Vaccine bottle being filled

Covid-19 vaccine approved for use in the UK

The UK could soon see the first Covid-19 vaccines rolled out to priority groups after the Government accepted a recommendation from the Medicines and Healthcare products Regulatory Agency (MHRA) to approve the Pfizer vaccine candidate for use.

Months of rigorous clinical trials were carried out as standard by the vaccine manufacturers, with a thorough analysis of the data being undertaken by experts at the MHRA to ensure it met strict standards of safety, quality and effectiveness before it could be approved.

The UK becomes the first country in the world to approve the use of this particular vaccine, which had proven around 90% effective against the virus, according to preliminary data.

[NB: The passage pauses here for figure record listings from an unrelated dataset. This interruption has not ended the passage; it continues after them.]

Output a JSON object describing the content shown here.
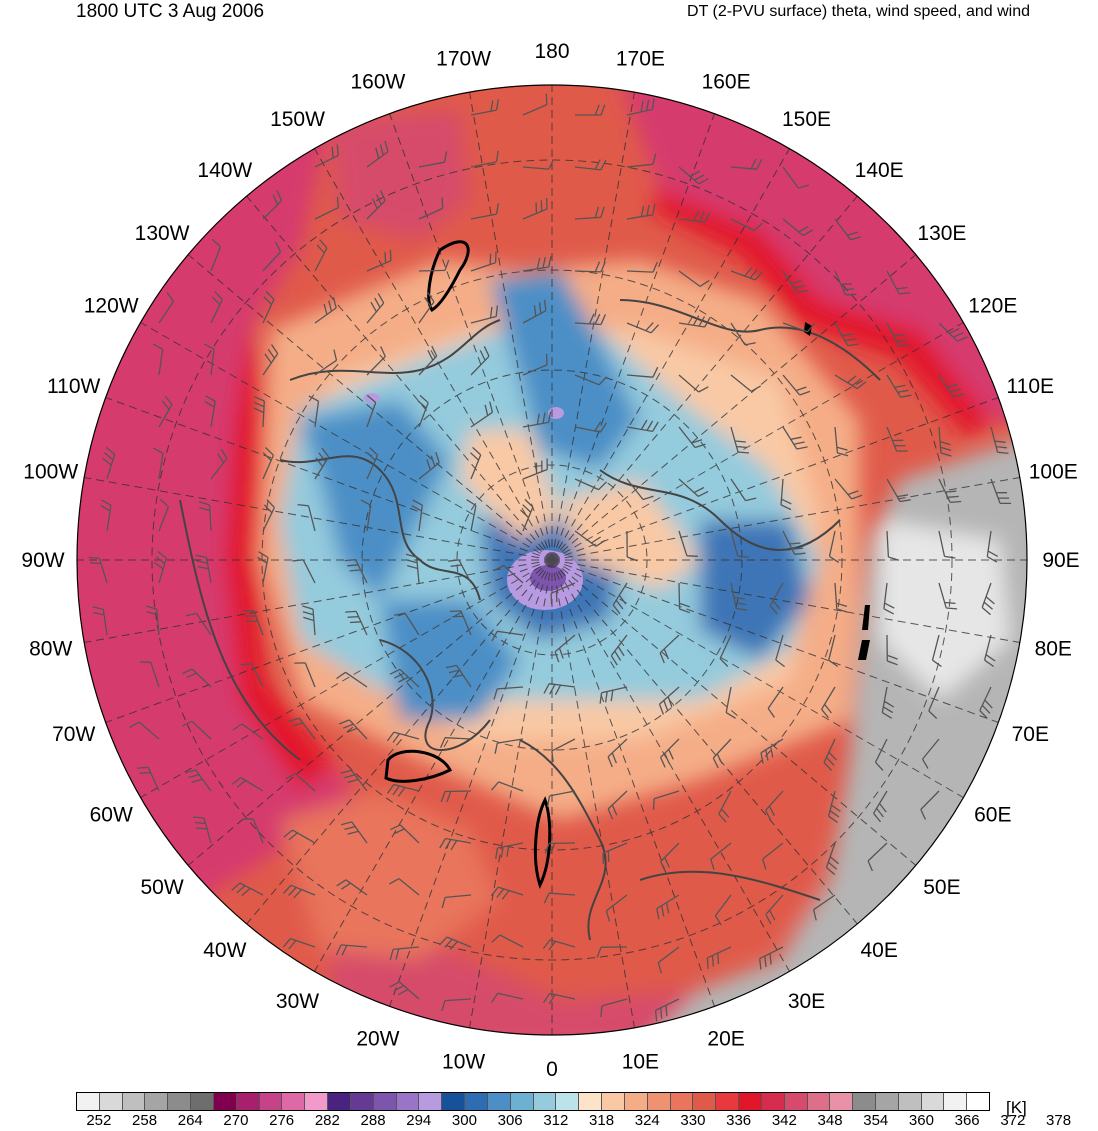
{
  "header": {
    "valid_time": "1800 UTC 3 Aug 2006",
    "product": "DT (2-PVU surface) theta, wind speed, and wind"
  },
  "map": {
    "projection": "north-polar-stereographic",
    "center_longitude_bottom": "0",
    "longitude_labels": [
      "180",
      "170E",
      "160E",
      "150E",
      "140E",
      "130E",
      "120E",
      "110E",
      "100E",
      "90E",
      "80E",
      "70E",
      "60E",
      "50E",
      "40E",
      "30E",
      "20E",
      "10E",
      "0",
      "10W",
      "20W",
      "30W",
      "40W",
      "50W",
      "60W",
      "70W",
      "80W",
      "90W",
      "100W",
      "110W",
      "120W",
      "130W",
      "140W",
      "150W",
      "160W",
      "170W"
    ],
    "regions": [
      {
        "name": "polar-vortex-core",
        "value_k": 290,
        "color": "#9f79c9"
      },
      {
        "name": "arctic-trough",
        "value_k": 306,
        "color": "#3d74b6"
      },
      {
        "name": "arctic-cold-pool",
        "value_k": 318,
        "color": "#8dc8d6"
      },
      {
        "name": "midlatitude-ridge",
        "value_k": 336,
        "color": "#f09e7e"
      },
      {
        "name": "subtropical-jet",
        "value_k": 352,
        "color": "#e8202a"
      },
      {
        "name": "subtropical-high",
        "value_k": 360,
        "color": "#d63a6e"
      },
      {
        "name": "asian-monsoon-anticyclone",
        "value_k": 372,
        "color": "#b5b5b5"
      }
    ]
  },
  "colorbar": {
    "unit": "[K]",
    "tick_labels": [
      "252",
      "258",
      "264",
      "270",
      "276",
      "282",
      "288",
      "294",
      "300",
      "306",
      "312",
      "318",
      "324",
      "330",
      "336",
      "342",
      "348",
      "354",
      "360",
      "366",
      "372",
      "378"
    ],
    "colors": [
      "#f2f2f2",
      "#d9d9d9",
      "#bfbfbf",
      "#a5a5a5",
      "#8c8c8c",
      "#6e6e6e",
      "#80004f",
      "#a6206e",
      "#c6438a",
      "#dd6aa6",
      "#f19acb",
      "#4a227f",
      "#643a95",
      "#7e55ad",
      "#9a74c6",
      "#b79ae0",
      "#17519a",
      "#2f6db3",
      "#4b8fc6",
      "#6cb0d2",
      "#94cbdd",
      "#bde3ea",
      "#fde4c8",
      "#f9c9a5",
      "#f4ad87",
      "#ee9271",
      "#e8755c",
      "#e05a4a",
      "#e83a3c",
      "#e2162b",
      "#d62d4e",
      "#d64b6b",
      "#dd6f8a",
      "#e991a6",
      "#8c8c8c",
      "#a5a5a5",
      "#bfbfbf",
      "#d9d9d9",
      "#f2f2f2",
      "#ffffff"
    ]
  }
}
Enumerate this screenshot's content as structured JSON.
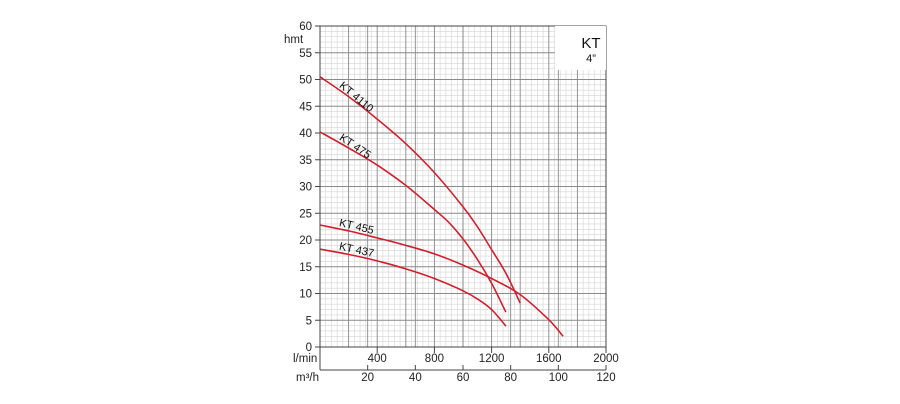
{
  "chart_data": {
    "type": "line",
    "title": "KT",
    "subtitle": "4”",
    "ylabel": "hmt",
    "xlabel_primary": "l/min",
    "xlabel_secondary": "m³/h",
    "ylim": [
      0,
      60
    ],
    "xlim": [
      0,
      2000
    ],
    "x2lim": [
      0,
      120
    ],
    "y_ticks": [
      "0",
      "5",
      "10",
      "15",
      "20",
      "25",
      "30",
      "35",
      "40",
      "45",
      "50",
      "55",
      "60"
    ],
    "x_ticks": [
      "400",
      "800",
      "1200",
      "1600",
      "2000"
    ],
    "x2_ticks": [
      "20",
      "40",
      "60",
      "80",
      "100",
      "120"
    ],
    "grid": true,
    "curve_color": "#d0202e",
    "series": [
      {
        "name": "KT 4110",
        "x": [
          0,
          200,
          400,
          600,
          800,
          1000,
          1100,
          1200,
          1300,
          1400
        ],
        "y": [
          50.5,
          46.8,
          42.6,
          38.0,
          32.6,
          26.2,
          22.5,
          18.2,
          13.8,
          8.2
        ]
      },
      {
        "name": "KT 475",
        "x": [
          0,
          200,
          400,
          600,
          800,
          900,
          1000,
          1100,
          1200,
          1300
        ],
        "y": [
          40.2,
          37.2,
          34.0,
          30.2,
          25.7,
          23.3,
          20.2,
          16.4,
          11.9,
          6.5
        ]
      },
      {
        "name": "KT 455",
        "x": [
          0,
          200,
          400,
          600,
          800,
          1000,
          1200,
          1400,
          1600,
          1700
        ],
        "y": [
          22.8,
          21.7,
          20.4,
          19.0,
          17.4,
          15.3,
          12.8,
          9.8,
          5.1,
          2.0
        ]
      },
      {
        "name": "KT 437",
        "x": [
          0,
          200,
          400,
          600,
          800,
          1000,
          1100,
          1200,
          1300
        ],
        "y": [
          18.3,
          17.3,
          16.1,
          14.6,
          12.8,
          10.5,
          9.0,
          7.0,
          3.9
        ]
      }
    ]
  }
}
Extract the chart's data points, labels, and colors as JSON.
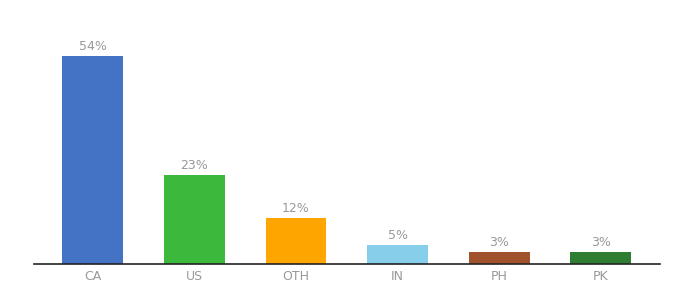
{
  "categories": [
    "CA",
    "US",
    "OTH",
    "IN",
    "PH",
    "PK"
  ],
  "values": [
    54,
    23,
    12,
    5,
    3,
    3
  ],
  "bar_colors": [
    "#4472C4",
    "#3CB93C",
    "#FFA500",
    "#87CEEB",
    "#A0522D",
    "#2E7D32"
  ],
  "ylabel": "",
  "xlabel": "",
  "ylim": [
    0,
    63
  ],
  "background_color": "#ffffff",
  "label_color": "#999999",
  "bar_width": 0.6,
  "tick_fontsize": 9,
  "value_fontsize": 9
}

It will now be able to be administered to the first people in the UK, who are expected to be a number of priority groups including care home residents, health and care staff, the elderly and the clinically extremely vulnerable.

The UK has already secured 40 million doses of the vaccine – enough to vaccinate approximately 20 million people – with around 10 million doses due to be available soon. The first 800,000 doses are due to arrive in the coming days.

A Department of Health and Social Care spokesperson said: “The Government has today accepted the recommendation from the independent Medicines and Healthcare products Regulatory Agency (MHRA) to approve Pfizer-BioNTech’s Covid-19 vaccine for use.

““The Joint Committee on Vaccinations and Immunisations (JCVI) will shortly publish its final advice for the priority groups to receive the vaccine.

“The vaccine will be made available across the UK from next week.

“The NHS has decades of experience in delivering large scale vaccination programmes and will begin putting their extensive preparations into action to provide care and support to all those eligible for vaccination.

“To aid the success of the vaccination programme it is vital everyone continues to play their part and abide by the necessary restrictions in their area so we can further suppress the virus and allow the NHS to do its work without being overwhelmed.”